Du côté des 33 personnes dont l’occupation professionnelle est liée de près ou de loin au monde de l’éducation, ce qui frappe en premier lieu, c’est l’absence des enseignantes et enseignants. Une seule personne a véritablement fait carrière dans l’enseignement (tout en ayant développé une expertise dans la conception de logiciels éducatifs).

 

Les personnes issues du milieu de l’éducation sont donc avant tout des gestionnaires (17 personnes). La majorité d’entre elles ont enseigné avant de se diriger vers des postes de direction dans des écoles primaires ou secondaires, des commissions scolaires, des cégeps ou des université. Mais on remarque que ce n’est pas leur expérience d’enseignement qui est mise de l’avant dans leur parcours, celle-ci ayant le plus souvent été assez brève. Parmi les autres personnes intervenantes liées au monde de l’éducation, on retrouve des consultants, des conseillers politiques ou des personnes qui font du développement (8 personnes), des personnes issues de la recherche universitaire (5 personnes) et des professionnels qui ont bifurqué vers l’enseignement dans leur champ d’expertise (2 personnes).
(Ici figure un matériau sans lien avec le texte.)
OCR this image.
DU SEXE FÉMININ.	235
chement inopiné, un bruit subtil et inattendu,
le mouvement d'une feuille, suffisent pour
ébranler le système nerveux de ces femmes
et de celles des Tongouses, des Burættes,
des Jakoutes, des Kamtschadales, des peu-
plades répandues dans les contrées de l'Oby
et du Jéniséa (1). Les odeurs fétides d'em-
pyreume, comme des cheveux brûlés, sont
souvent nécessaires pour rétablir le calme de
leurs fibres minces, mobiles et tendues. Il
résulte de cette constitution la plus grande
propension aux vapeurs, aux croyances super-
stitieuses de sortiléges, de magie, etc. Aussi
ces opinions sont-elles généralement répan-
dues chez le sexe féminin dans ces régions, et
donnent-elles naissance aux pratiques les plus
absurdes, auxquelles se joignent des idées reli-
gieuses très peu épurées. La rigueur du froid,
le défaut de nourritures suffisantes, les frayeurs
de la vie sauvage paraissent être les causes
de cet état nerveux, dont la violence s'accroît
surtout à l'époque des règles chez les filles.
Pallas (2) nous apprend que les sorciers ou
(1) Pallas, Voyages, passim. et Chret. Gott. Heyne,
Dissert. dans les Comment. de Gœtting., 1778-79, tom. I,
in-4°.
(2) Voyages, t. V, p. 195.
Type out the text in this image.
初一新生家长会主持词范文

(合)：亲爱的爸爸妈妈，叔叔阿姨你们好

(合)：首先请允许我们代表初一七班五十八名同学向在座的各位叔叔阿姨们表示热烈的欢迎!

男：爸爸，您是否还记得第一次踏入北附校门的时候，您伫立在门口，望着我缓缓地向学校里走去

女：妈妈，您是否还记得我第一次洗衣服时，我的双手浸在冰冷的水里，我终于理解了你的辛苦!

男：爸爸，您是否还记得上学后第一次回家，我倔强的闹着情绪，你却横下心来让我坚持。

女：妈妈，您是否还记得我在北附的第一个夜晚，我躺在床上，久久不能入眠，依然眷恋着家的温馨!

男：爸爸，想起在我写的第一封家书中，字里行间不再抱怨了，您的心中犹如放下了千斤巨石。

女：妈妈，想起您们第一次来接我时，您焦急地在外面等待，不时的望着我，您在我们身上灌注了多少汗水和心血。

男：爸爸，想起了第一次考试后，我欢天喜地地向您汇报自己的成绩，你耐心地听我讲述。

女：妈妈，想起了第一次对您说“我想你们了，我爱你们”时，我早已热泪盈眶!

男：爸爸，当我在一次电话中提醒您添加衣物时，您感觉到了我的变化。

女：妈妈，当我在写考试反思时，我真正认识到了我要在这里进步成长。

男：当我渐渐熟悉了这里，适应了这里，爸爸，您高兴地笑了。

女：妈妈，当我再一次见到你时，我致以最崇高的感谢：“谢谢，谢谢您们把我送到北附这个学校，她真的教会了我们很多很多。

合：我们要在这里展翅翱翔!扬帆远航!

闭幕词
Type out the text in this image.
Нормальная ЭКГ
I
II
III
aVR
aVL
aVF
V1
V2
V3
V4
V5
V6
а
En examinant le parcours de l’ensemble des personnes intervenantes de ce forum, on voit bien sûr que les formations en administration, en finances ou en gestion pleuvent. Parmi les compétences affichées dans les différents profils, quelques recoupements intéressants peuvent être faits. On remarquera notamment la présence d’expertise dans les technologies numériques (7 personnes), de spécialisations en droit et/ou en économie (5 personnes), de diplômés en philosophie (3 personnes), d’ingénieurs (2 personnes) et de membres ou ex-membre du Conseil supérieur de l’éducation (2). Malgré le grand nombre de personnes intervenantes, la diversité des parcours n’est pas tellement au rendez-vous.

 

Comment se fait-il qu’on ne retrouve pas davantage d’enseignantes et d’enseignants du primaire, du secondaire et du collégial pour parler de ce que devrait être le système d’éducation? Ou pour parler de culture générale et de formation des citoyens et citoyennes? Et même de gouvernance scolaire? Pourquoi pas des sociologues, des intervenantes et intervenants du milieu communautaire, des parents ou des étudiants et étudiantes pour parler de lutte au décrochage scolaire?

La formule mise en place par le PLQ apparaît donc orientée. D’une part, on semble avoir déjà répondu en grande partie à la question de savoir ce que serait un système d’éducation idéal. C’est un système d’éducation centré sur la performance, laquelle se mesure par un taux de diplomation élevé, un meilleur arrimage avec le marché du travail, une réforme de la gouvernance et un avantage compétitif sur le plan international[4]. D’autre part, la diversité des voix qui se feront entendre dans cet espace de réflexion destiné à penser l’avenir du système d’éducation québécois est assez restreinte.

 

Pendant que les enseignantes, les enseignants, les étudiants, les étudiantes, les parents et les citoyens et citoyennes dénoncent les compressions budgétaires et tentent de défendre un système d’éducation public de qualité, le gouvernement libéral semble préférer prêter l’oreille à la classe gestionnaire et à l’entreprise privée. Ce n’est peut-être pas étonnant me direz-vous, mais cela ne rend pas la chose moins déplorable.
 


[1]                Cette initiative a été lancée à la demande du Premier Ministre Philippe Couillard. La première édition (2013) portait sur la direction générale que devrait prendre le Québec, alors que la deuxième édition (2014) avait pour thème l’innovation.

[2]                Voir le « Mot du directeur du forum » : http://plq.org/forum/

[3]                Voir la description plutôt obscure du panel sur la culture générale et la « formation des citoyens » : http://plq.org/forum/programme

[4]                Pour voir en quoi ces éléments s’apparentent à une vision marchande et gestionnaire de l’éducation, lire notamment les billets suivants sur le blogue de l’IRIS : L’internationalisation de l’éducation, ou l’envers d’un buzzword à la mode, ou encore Yves Bolduc le rapport Demers et la marchandisation de l’éducation.